Borges el lector abre las puertas a la invención transpersonal por medio de las letras, pero es uno mismo quien elige cruzar los umbrales, o no. Una vez allí, basta con asumir una máscara para ser otros, acaso más verdaderos del que diurnamente se es, pero, ¡ay, los límites!, sólo a condición de descubrir que es ésta la única falsedad auténtica que nos está permitida: se va siendo una red cuyos nudos admiten desorden y recombinatoria, pero no por ello deja de estar agujereada, y móvil sólo según se mueva la mano que la arrastra.
De los fantasmas que retornan en la red se puede hablar, cada quien con su propio estilo. El horror de los espejos borgeanos, es que espejan todo, pero jamás la mirada del que busca su propia pura superficie.

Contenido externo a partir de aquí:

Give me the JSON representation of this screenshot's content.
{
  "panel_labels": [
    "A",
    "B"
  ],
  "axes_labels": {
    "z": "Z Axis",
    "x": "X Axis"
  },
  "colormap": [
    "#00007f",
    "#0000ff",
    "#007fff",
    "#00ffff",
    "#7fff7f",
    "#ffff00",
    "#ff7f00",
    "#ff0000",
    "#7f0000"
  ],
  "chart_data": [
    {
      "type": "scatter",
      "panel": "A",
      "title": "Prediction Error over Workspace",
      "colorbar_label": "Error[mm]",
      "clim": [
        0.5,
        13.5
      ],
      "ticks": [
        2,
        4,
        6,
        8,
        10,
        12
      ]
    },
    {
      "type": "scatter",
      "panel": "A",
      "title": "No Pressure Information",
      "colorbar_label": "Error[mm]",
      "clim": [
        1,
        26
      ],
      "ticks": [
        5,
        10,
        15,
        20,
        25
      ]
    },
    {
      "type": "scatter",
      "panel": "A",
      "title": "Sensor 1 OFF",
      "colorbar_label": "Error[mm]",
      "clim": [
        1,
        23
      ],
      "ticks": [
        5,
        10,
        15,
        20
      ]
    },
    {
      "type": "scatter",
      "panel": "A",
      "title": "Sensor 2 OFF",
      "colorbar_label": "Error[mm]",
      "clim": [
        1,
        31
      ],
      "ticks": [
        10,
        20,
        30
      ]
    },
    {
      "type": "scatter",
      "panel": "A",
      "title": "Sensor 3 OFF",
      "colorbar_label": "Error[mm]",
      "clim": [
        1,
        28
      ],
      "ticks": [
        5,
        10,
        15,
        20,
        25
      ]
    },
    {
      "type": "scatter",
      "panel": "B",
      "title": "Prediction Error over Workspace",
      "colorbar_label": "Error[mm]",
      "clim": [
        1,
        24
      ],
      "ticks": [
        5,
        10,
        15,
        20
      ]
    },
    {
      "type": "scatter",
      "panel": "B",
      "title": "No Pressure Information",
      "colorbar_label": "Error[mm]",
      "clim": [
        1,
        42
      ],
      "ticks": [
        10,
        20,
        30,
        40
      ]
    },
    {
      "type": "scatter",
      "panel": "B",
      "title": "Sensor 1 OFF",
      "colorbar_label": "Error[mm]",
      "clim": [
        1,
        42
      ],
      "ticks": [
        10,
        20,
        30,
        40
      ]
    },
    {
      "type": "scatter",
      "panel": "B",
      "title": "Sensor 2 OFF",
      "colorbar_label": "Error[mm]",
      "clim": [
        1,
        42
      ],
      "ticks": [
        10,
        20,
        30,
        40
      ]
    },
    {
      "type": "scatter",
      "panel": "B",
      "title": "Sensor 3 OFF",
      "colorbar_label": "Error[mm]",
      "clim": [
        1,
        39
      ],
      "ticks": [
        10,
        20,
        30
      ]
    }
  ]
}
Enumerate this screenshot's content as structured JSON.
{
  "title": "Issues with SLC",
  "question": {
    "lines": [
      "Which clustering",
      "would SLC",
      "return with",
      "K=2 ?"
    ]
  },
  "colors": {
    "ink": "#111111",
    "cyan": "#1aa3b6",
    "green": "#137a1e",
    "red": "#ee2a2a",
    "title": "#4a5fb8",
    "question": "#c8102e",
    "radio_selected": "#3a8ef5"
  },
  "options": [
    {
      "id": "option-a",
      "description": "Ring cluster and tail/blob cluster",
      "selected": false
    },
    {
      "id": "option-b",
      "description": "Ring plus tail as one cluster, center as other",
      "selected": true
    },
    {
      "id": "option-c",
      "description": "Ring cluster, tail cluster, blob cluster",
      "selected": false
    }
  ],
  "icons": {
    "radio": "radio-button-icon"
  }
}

Barthes me hizo, al mismo tiempo, más riguroso y más alegre. Habiendo sido, como fue, una suerte de marxista siempre disidente –marxista subjetivante-, su lectura me alejó del mandato de pertenecer. En mi caso, el efecto Barthes, fue disolvente: deshizo la machacona oposición entre profundidad y superficie.
Así las cosas, según creo percibirlo, la religión de nuestro tiempo es la adoración del nudo entre masividad y transparencia. El gran número y el tiempo presente son luz divina y tribunal del bien –del bien obligatorio-. Barthes no creyó demasiado en ninguna modernidad. A la suya, la hizo temblar con sus aficiones cambiantes, con su estilo que agita las aguas suavemente pero sin piedad y sin retorno
Habiendo sido demasiado semiólogo para los literatos y demasiado literato para los semiólogos, no tuvo temor de reivindicar los matices, de amar los dialectos más que las lenguas, ni le importó cultivar cierto retraimiento, socialmente indigerible para los vicarios de la corrección y del progreso.
Barthes me separó las orejas del resto del cuerpo -“El susurro del lenguaje”-. Me autorizó a disfrutar de las pequeñas inflexiones, los tonos, los ritmos.
En fin: la escritura habita en cualquier lugar donde la palabra tenga sabor –amargo, trágico, cambiante, múltiple-.
No para escribir, sino para dejar que algo se escriba, es necesario encontrar un tono cada vez, como lo busca un pianista, incluso para pausar y callar.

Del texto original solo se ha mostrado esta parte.